Former Vice President Mike Pence and former New Jersey Gov. Chris Christie are planning to announce that they will enter the race for the 2024 Republican presidential nomination.
Pence and Christie will formally announce their campaigns next week, according to people with knowledge of their plans.
Maria Comella, who worked on Christie’s 2016 presidential bid and also was chief of staff for former New York Gov. Andrew Cuomo, will run his upcoming campaign, a strategist with knowledge of Christie’s plans told The Epoch Times on May 31.
In addition, Mike DuHaime, CEO of MAD Global Strategy Group, will be an adviser to Christie, the strategist told The Epoch Times. DuHaime also previously worked for Christie and various other Republican politicians, including as the head of Rudy Giuliani’s 2008 presidential run and in a regional role for President George W. Bush’s 2004 campaign.
Pence and Christie join former South Carolina Gov. Nikki Haley, entrepreneur Vivek Ramaswamy, former Arkansas Gov. Asa Hutchinson, conservative radio host Larry Elder, and a range of other candidates, many of whom have been touring Iowa, New Hampshire, South Carolina, and other critical early states for weeks.
Former President Donald Trump, who threw his hat into the ring in November 2022, is the frontrunner among Republican caucus and primary voters.
Ramaswamy and DeSantis have sought to reach relatively conservative voters and other Americans who are concerned about the size and power of the federal government.
Christie, by contrast, could seek to position himself as an aggressively anti-Trump centrist.
“We need to have someone on the [debate] stage who’s going to challenge the president [Trump] frontally, directly,” Christie said.
“If I decide to get into the race, I will not shrink from that challenge, and I won’t try to play cute with it, because playing cute with it, I think, will lead to a bad result.”
Christie’s possible role as the 2024 anti-Trump candidate gained the approval of Washington Post columnist Jennifer Rubin.
“Christie has the verbal skills and chutzpah that Florida Gov. Ron DeSantis lacks to attack Trump in ways that could do real damage,” she wrote on Twitter on June 1.
Conservative Political Action Conference Chairman Matt Schlapp sounded skeptical about the Christie bid on a recent NewsMax panel.
“In America, we have the freedom to do anything we want. And donors can write him checks, I suppose,” Schlapp said.
“I don’t understand his point of view now. He was all for Trump, and now he seems to be always against Trump, and so, what’s his lane?”
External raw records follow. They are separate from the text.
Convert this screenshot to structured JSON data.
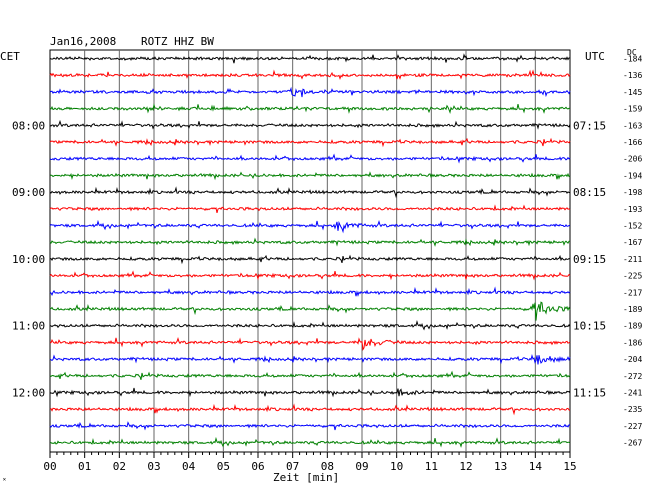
{
  "header": {
    "date": "Jan16,2008",
    "station": "ROTZ HHZ BW",
    "left_tz": "CET",
    "right_tz": "UTC",
    "dc_label": "DC"
  },
  "colors": {
    "trace_cycle": [
      "#000000",
      "#ff0000",
      "#0000ff",
      "#008000"
    ],
    "grid": "#000000"
  },
  "chart_data": {
    "type": "line",
    "xlabel": "Zeit [min]",
    "xlim": [
      0,
      15
    ],
    "x_ticks": [
      "00",
      "01",
      "02",
      "03",
      "04",
      "05",
      "06",
      "07",
      "08",
      "09",
      "10",
      "11",
      "12",
      "13",
      "14",
      "15"
    ],
    "left_time_labels": [
      {
        "trace_index": 4,
        "text": "08:00"
      },
      {
        "trace_index": 8,
        "text": "09:00"
      },
      {
        "trace_index": 12,
        "text": "10:00"
      },
      {
        "trace_index": 16,
        "text": "11:00"
      },
      {
        "trace_index": 20,
        "text": "12:00"
      }
    ],
    "right_time_labels": [
      {
        "trace_index": 4,
        "text": "07:15"
      },
      {
        "trace_index": 8,
        "text": "08:15"
      },
      {
        "trace_index": 12,
        "text": "09:15"
      },
      {
        "trace_index": 16,
        "text": "10:15"
      },
      {
        "trace_index": 20,
        "text": "11:15"
      }
    ],
    "dc_offsets": [
      "-184",
      "-136",
      "-145",
      "-159",
      "-163",
      "-166",
      "-206",
      "-194",
      "-198",
      "-193",
      "-152",
      "-167",
      "-211",
      "-225",
      "-217",
      "-189",
      "-189",
      "-186",
      "-204",
      "-272",
      "-241",
      "-235",
      "-227",
      "-267"
    ],
    "events": [
      {
        "trace_index": 15,
        "minute": 14.0,
        "amplitude": 9
      },
      {
        "trace_index": 17,
        "minute": 9.0,
        "amplitude": 7
      },
      {
        "trace_index": 18,
        "minute": 14.0,
        "amplitude": 6
      },
      {
        "trace_index": 10,
        "minute": 8.3,
        "amplitude": 4
      },
      {
        "trace_index": 20,
        "minute": 10.0,
        "amplitude": 3
      },
      {
        "trace_index": 2,
        "minute": 7.0,
        "amplitude": 3
      }
    ]
  },
  "footer": {
    "corner_mark": "˟"
  }
}
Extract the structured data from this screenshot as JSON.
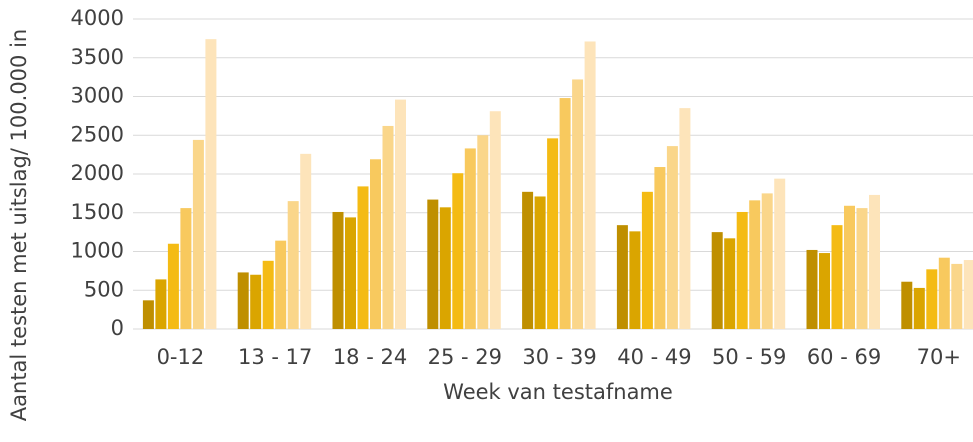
{
  "chart_data": {
    "type": "bar",
    "x_label": "Week van testafname",
    "y_label": "Aantal testen met uitslag/ 100.000 in",
    "categories": [
      "0-12",
      "13 - 17",
      "18 - 24",
      "25 - 29",
      "30 - 39",
      "40 - 49",
      "50 - 59",
      "60 - 69",
      "70+"
    ],
    "series": [
      {
        "color": "#bf8f00",
        "values": [
          370,
          730,
          1510,
          1670,
          1770,
          1340,
          1250,
          1020,
          610
        ]
      },
      {
        "color": "#daa500",
        "values": [
          640,
          700,
          1440,
          1570,
          1710,
          1260,
          1170,
          980,
          530
        ]
      },
      {
        "color": "#f4bb14",
        "values": [
          1100,
          880,
          1840,
          2010,
          2460,
          1770,
          1510,
          1340,
          770
        ]
      },
      {
        "color": "#f8c95e",
        "values": [
          1560,
          1140,
          2190,
          2330,
          2980,
          2090,
          1660,
          1590,
          920
        ]
      },
      {
        "color": "#fad68a",
        "values": [
          2440,
          1650,
          2620,
          2500,
          3220,
          2360,
          1750,
          1560,
          840
        ]
      },
      {
        "color": "#fde4ba",
        "values": [
          3740,
          2260,
          2960,
          2810,
          3710,
          2850,
          1940,
          1730,
          890
        ]
      }
    ],
    "ylim": [
      0,
      4000
    ],
    "yticks": [
      0,
      500,
      1000,
      1500,
      2000,
      2500,
      3000,
      3500,
      4000
    ],
    "grid": true
  }
}
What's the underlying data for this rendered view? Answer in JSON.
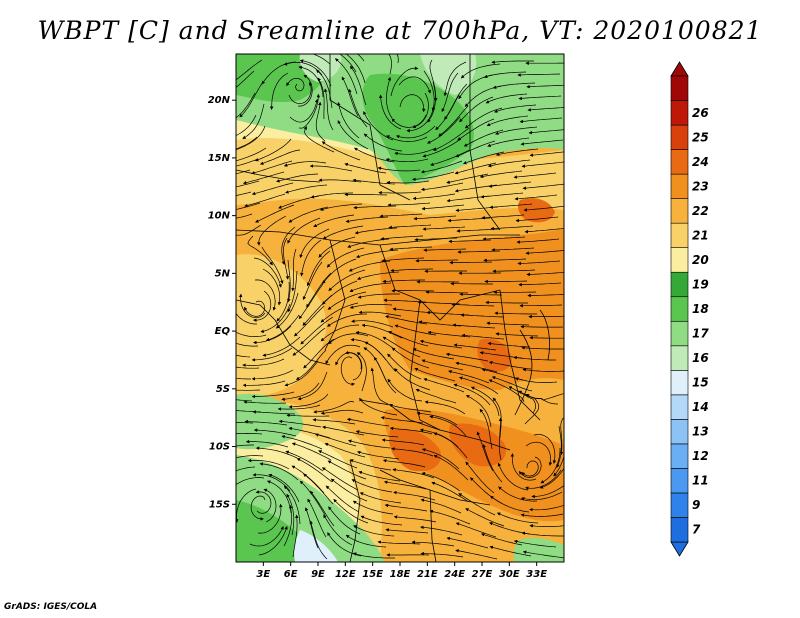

In his Hewitt interview, Christie disputed the notion that prosecutions related to Jan. 6, 2021, are political.
“The idea that somehow this is a political action is just, to me, wrong,” he told Hewitt.
In a May 31 post on Twitter, the born-again Christian condemned the Los Angeles Dodgers’ decision to welcome an anti-Catholic LGBT drag group to its “Pride Night” event.
“Having been raised in a Catholic family, the Dodgers’ decision to invite the Sisters of Perpetual Indulgence, a hateful group that blatantly mocks Catholicism, to their event next month is deeply offensive,” he wrote.
“The MLB should not be apologizing to the Sisters of Perpetual Indulgence, they should be apologizing to Catholics across America. America’s pastime should respect the faith of every American, no matter what,” he added.
Unsurprisingly, Pence’s decision to run has met with criticism from Trump backers.